President Obama said in June that since he first “asked” Congress to raise the minimum wage, thirteen states have done so, even though Congress has not. These states, the president said, have seen more job creation.

According to a piece in today’s Wall Street Journal, the president bases this contention on a report from the Center for Economic and Policy Research that claimed that the thirteen states in question had higher than average employment growth from January 2014.

Liya Palagashvili,a fellow of the Classical Liberal Institute at the NYU School of Law, and Rachel Mace, a student of economics at George Mason University, have taken a closer look at the study:

Of the 13 states that raised the minimum wage, Connecticut, New Jersey and New York were the three that raised it most, with increases ranging from 5% to 14%. These three states also experienced the worst job growth between January and May, an average of 0.03% compared with an average 1.28% for the other 10 states. Indeed, job growth was worse in each of these three states than it was, on average, in the 37 states that did not raise their minimum wage at all. Moreover, in New Jersey, the state that hiked minimum wage the most—to $8.25 an hour from $7.25—employment actually fell by about 0.56%.

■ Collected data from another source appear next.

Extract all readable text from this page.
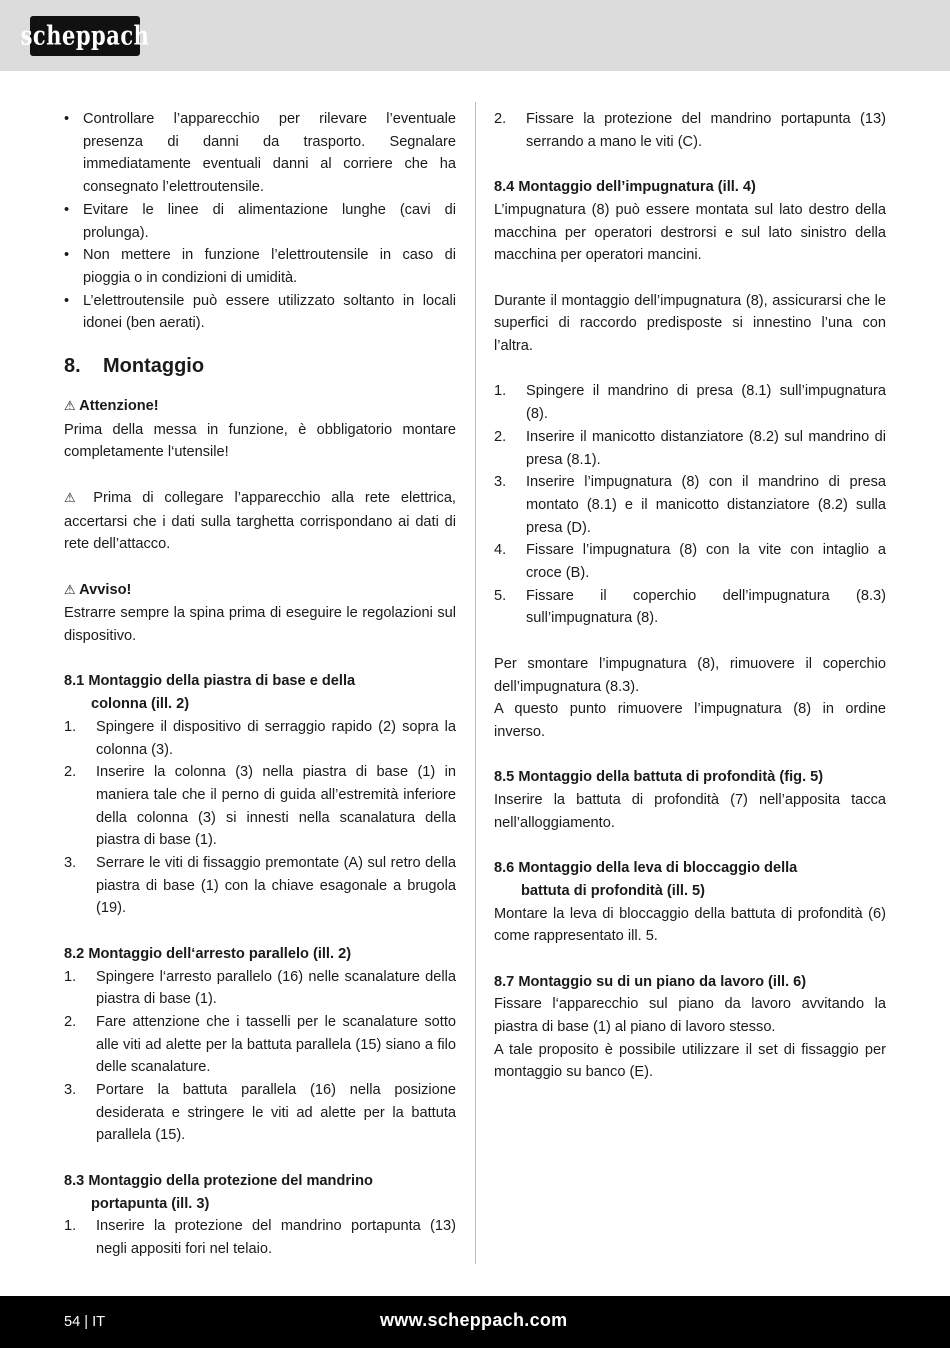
scheppach
• Controllare l’apparecchio per rilevare l’eventuale presenza di danni da trasporto. Segnalare immediatamente eventuali danni al corriere che ha consegnato l’elettroutensile.
• Evitare le linee di alimentazione lunghe (cavi di prolunga).
• Non mettere in funzione l’elettroutensile in caso di pioggia o in condizioni di umidità.
• L’elettroutensile può essere utilizzato soltanto in locali idonei (ben aerati).
8. Montaggio

⚠ Attenzione!

Prima della messa in funzione, è obbligatorio montare completamente l‘utensile!

⚠ Prima di collegare l’apparecchio alla rete elettrica, accertarsi che i dati sulla targhetta corrispondano ai dati di rete dell’attacco.

⚠ Avviso!

Estrarre sempre la spina prima di eseguire le regolazioni sul dispositivo.

8.1 Montaggio della piastra di base e della
colonna (ill. 2)

1. Spingere il dispositivo di serraggio rapido (2) sopra la colonna (3).
2. Inserire la colonna (3) nella piastra di base (1) in maniera tale che il perno di guida all’estremità inferiore della colonna (3) si innesti nella scanalatura della piastra di base (1).
3. Serrare le viti di fissaggio premontate (A) sul retro della piastra di base (1) con la chiave esagonale a brugola (19).

8.2 Montaggio dell‘arresto parallelo (ill. 2)

1. Spingere l‘arresto parallelo (16) nelle scanalature della piastra di base (1).
2. Fare attenzione che i tasselli per le scanalature sotto alle viti ad alette per la battuta parallela (15) siano a filo delle scanalature.
3. Portare la battuta parallela (16) nella posizione desiderata e stringere le viti ad alette per la battuta parallela (15).

8.3 Montaggio della protezione del mandrino
portapunta (ill. 3)

1. Inserire la protezione del mandrino portapunta (13) negli appositi fori nel telaio.
2. Fissare la protezione del mandrino portapunta (13) serrando a mano le viti (C).

8.4 Montaggio dell’impugnatura (ill. 4)

L’impugnatura (8) può essere montata sul lato destro della macchina per operatori destrorsi e sul lato sinistro della macchina per operatori mancini.

Durante il montaggio dell’impugnatura (8), assicurarsi che le superfici di raccordo predisposte si innestino l’una con l’altra.

1. Spingere il mandrino di presa (8.1) sull’impugnatura (8).
2. Inserire il manicotto distanziatore (8.2) sul mandrino di presa (8.1).
3. Inserire l’impugnatura (8) con il mandrino di presa montato (8.1) e il manicotto distanziatore (8.2) sulla presa (D).
4. Fissare l’impugnatura (8) con la vite con intaglio a croce (B).
5. Fissare il coperchio dell’impugnatura (8.3) sull’impugnatura (8).

Per smontare l’impugnatura (8), rimuovere il coperchio dell’impugnatura (8.3).

A questo punto rimuovere l’impugnatura (8) in ordine inverso.

8.5 Montaggio della battuta di profondità (fig. 5)

Inserire la battuta di profondità (7) nell’apposita tacca nell’alloggiamento.

8.6 Montaggio della leva di bloccaggio della
battuta di profondità (ill. 5)

Montare la leva di bloccaggio della battuta di profondità (6) come rappresentato ill. 5.

8.7 Montaggio su di un piano da lavoro (ill. 6)

Fissare l‘apparecchio sul piano da lavoro avvitando la piastra di base (1) al piano di lavoro stesso.

A tale proposito è possibile utilizzare il set di fissaggio per montaggio su banco (E).

54 | IT	www.scheppach.com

Washington experienced the largest job growth at 2.1%, but the state only raised its hourly minimum wage by 13 cents. A full-time minimum-wage employee in Seattle now earns, before taxes, a whopping $23.80 more a month. That's barely enough to cover dinner for two at a chain restaurant. Consider also that between December and May the price of gasoline rose by more than 20 cents a gallon, according to Gasbuddy.com. Minimum-wage workers would need a big chunk of their higher pay to cover the increased cost of driving. There's no way there was enough left over to spark extra job growth.

We conducted a statistical analysis of the Bureau of Labor Statistics' data called a two-sample "t" test for comparing two means. We found, for this time period, no difference in the job-growth trend in the states that raised their minimum wages from states that did not. In other words, the correlation cited as debunking the economic case against the minimum wage is not statistically significant.

But can’t minimum wage hike advocates claim that raising the minimum wage at least does not hinder job creation? The authors point to their finding that states that raised their minimum wage the most saw, on average, lower job creation. That seems to refute the notion that a minimum wage hike has a neutral effect on job creation.

Advocates of hiking the minimum wage often say that if there is more money in the pockets of minimum wage workers, then they will spend more and there will be more money in circulation, leading to a demand for more goods and services—and—presto—more hiring.

But, as the authors note, only 2 percent of the American workforce is made up of minimum wage workers. That is too small a segment to significantly boost the economy. So the hard truth remains: if we make it more expensive to hire new workers, fewer will be hired.